Hacker News new | ask | show | jobs
by simonw 608 days ago
I have yet to see a convincing demo of fine-tuning being used to teach an LLM how to answer questions about a set of documentation.

The OpenAI docs have a list of things that fine-tuning CAN help with, and answering questions about documentation is notable absent: https://platform.openai.com/docs/guides/fine-tuning/common-u...

There are two methods that are a better bet for what you're trying to do here.

The first, if your documentation is less than maybe 50 pages of text, is to dump the entire documentation into the prompt each time. This used to be prohibitively expensive but all of the major model providers have prompt caching now which can make this option a lot cheaper.

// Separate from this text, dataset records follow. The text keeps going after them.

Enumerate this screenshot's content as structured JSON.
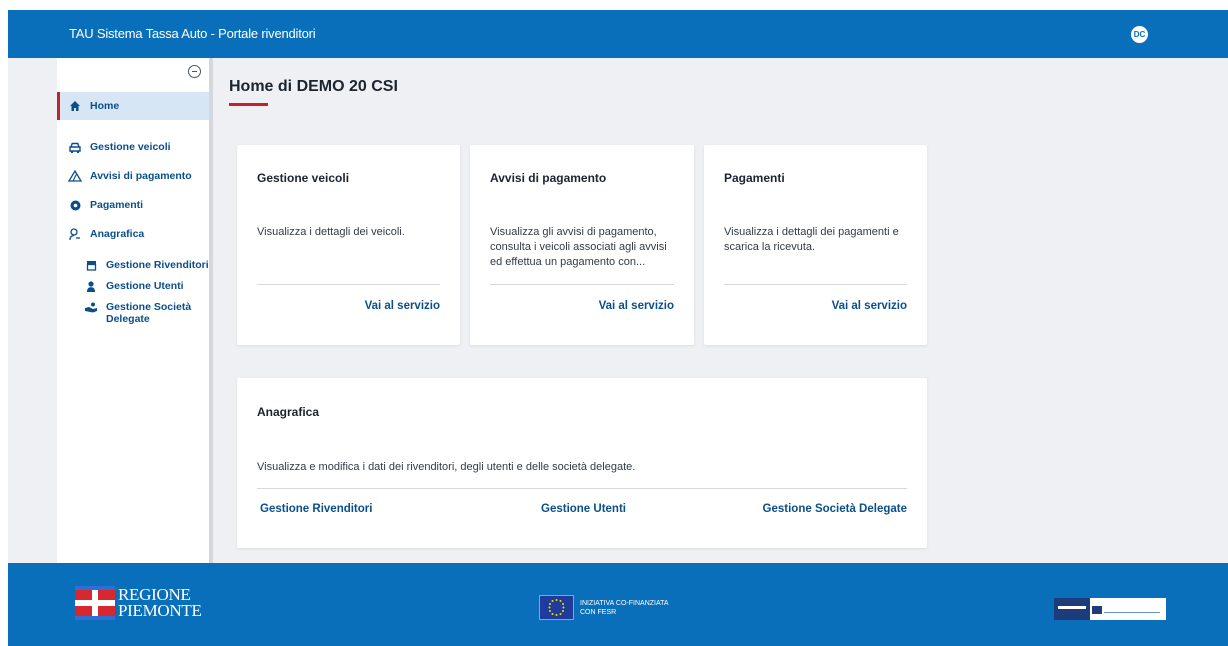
{
  "app": {
    "title": "TAU Sistema Tassa Auto - Portale rivenditori",
    "avatar_initials": "DC"
  },
  "sidebar": {
    "items": [
      {
        "label": "Home",
        "icon": "home-icon"
      },
      {
        "label": "Gestione veicoli",
        "icon": "car-icon"
      },
      {
        "label": "Avvisi di pagamento",
        "icon": "warning-icon"
      },
      {
        "label": "Pagamenti",
        "icon": "payment-icon"
      },
      {
        "label": "Anagrafica",
        "icon": "user-outline-icon"
      }
    ],
    "subitems": [
      {
        "label": "Gestione Rivenditori",
        "icon": "store-icon"
      },
      {
        "label": "Gestione Utenti",
        "icon": "user-icon"
      },
      {
        "label": "Gestione Società Delegate",
        "icon": "handshake-icon"
      }
    ]
  },
  "main": {
    "title": "Home di DEMO 20 CSI",
    "cards": [
      {
        "title": "Gestione veicoli",
        "description": "Visualizza i dettagli dei veicoli.",
        "link": "Vai al servizio"
      },
      {
        "title": "Avvisi di pagamento",
        "description": "Visualizza gli avvisi di pagamento, consulta i veicoli associati agli avvisi ed effettua un pagamento con...",
        "link": "Vai al servizio"
      },
      {
        "title": "Pagamenti",
        "description": "Visualizza i dettagli dei pagamenti e scarica la ricevuta.",
        "link": "Vai al servizio"
      }
    ],
    "anagrafica": {
      "title": "Anagrafica",
      "description": "Visualizza e modifica i dati dei rivenditori, degli utenti e delle società delegate.",
      "links": [
        "Gestione Rivenditori",
        "Gestione Utenti",
        "Gestione Società Delegate"
      ]
    }
  },
  "footer": {
    "regione_line1": "REGIONE",
    "regione_line2": "PIEMONTE",
    "eu_line1": "INIZIATIVA CO-FINANZIATA",
    "eu_line2": "CON FESR"
  },
  "colors": {
    "header": "#0a6fba",
    "accent": "#c0232b",
    "link": "#0b4f8a"
  }
}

Google Gemini can go up to 2 million tokens, so you can fit a whole lot of documentation in there.

The other, more likely option, is RAG - Retrieval Augmented Generation. That's the trick where you run searches against your documentation for pages and examples that might help answer the user's question and stuff those into the prompt.

RAG is easy to build an initial demo of and challenging to build a really GOOD implementation, but it's a well trodden path at this point to there are plenty of resources out there to help.

Here are my own notes on RAG so far: https://simonwillison.net/tags/rag/

You can quickly prototype how well these options would work using OpenAI GPTs, Claude Projects and Google's NotebookLM - each of those will let you dump in a bunch of documentation and then ask questions about it. Projects includes all of that source material in every prompt (so has a strict length limit) - GPTs and NotebookLM both implement some form of RAG, though the details are frustratingly undocumented.